Güncelleme Tarihi:
KASIM 2020’de meydana gelen ancak ilgili bilimsel çalışmanın 2 Şubat’ta tamamlandığı dalga için “beklenmedik ve korkutucu” yorumu yapıldı. Söz konusu dalgayı ölçen şamandıranın işletmecisi, MarineLabs şirketi CEO’su Scott Beatty, bu tür dalgaların “muazzam güçleri ve öngörülemezlikleri nedeniyle deniz operasyonları için büyük bir tehdit” olduğunu söyledi. Victoria Üniversitesi’nden Johannes Gemmrich de “Aniden oluşurlar, bu yüzden gemi işletmecileri uyarılamaz. Kaptanın rotasını değiştirmek için zamanı olmaz” diye konuştu. Serseri dalgaların, tsunamiler ile karıştırılmaması gerektiğini de söyleyen Gemmrich, “Oluşma biçimleri tamamen farklı. Serseri dalgalar rüzgâr tarafından üretilir. Tsunami ise en yaygın olarak deprem ya da volkan patlaması sonucudur” dedi.

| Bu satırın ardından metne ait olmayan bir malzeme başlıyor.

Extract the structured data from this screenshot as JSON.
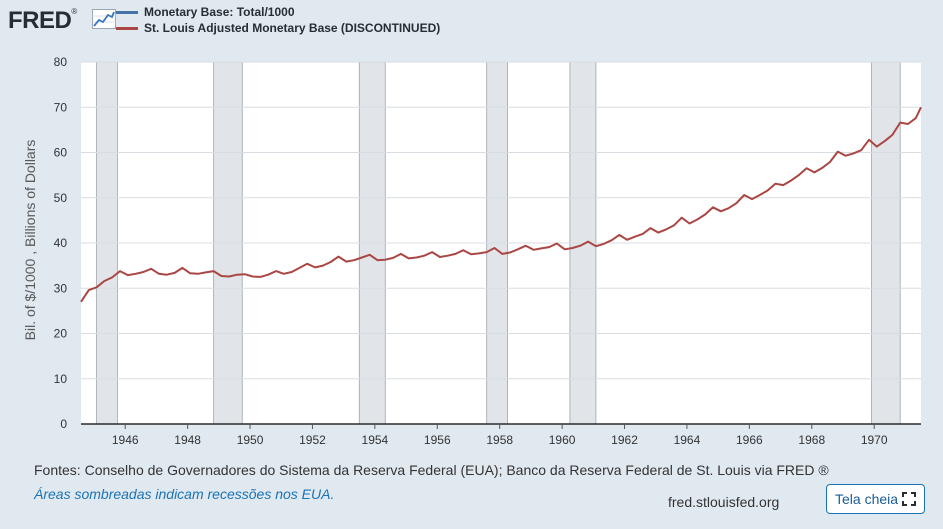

Bilinen ilk serseri dalga 1995 yılında Norveç açıklarında 25.6 metre olarak kaydedilmişti. Ancak onu çevreleyen dalgalar 12 metre yüksekliğindeydi ve aralarında iki kat fark vardı. Rekor kıran Kanada’daki dalga ise sadece 17.6 metre olmasına karşın izleyen dalgalar 6 metre olarak ölçüldü. Bu da farkın 3 kat olduğu anlamına geliyor.
BEKLENMEDİK DOĞA OLAYI
Amerikan Ulusal Okyanus ve Atmosfer Dairesi, ‘serseri’ dalgaları “birbirini izleyen diğer dalgalardan iki kat daha büyük, hâkim rüzgâr ve dalga yönünün aksine hareket edebilen, beklenmedik doğa olayları” olarak tanımlıyor. Burada önemli olan dalganın tek başına boyu değil, çevreleyen dalgalarla arasındaki büyüklük farkı.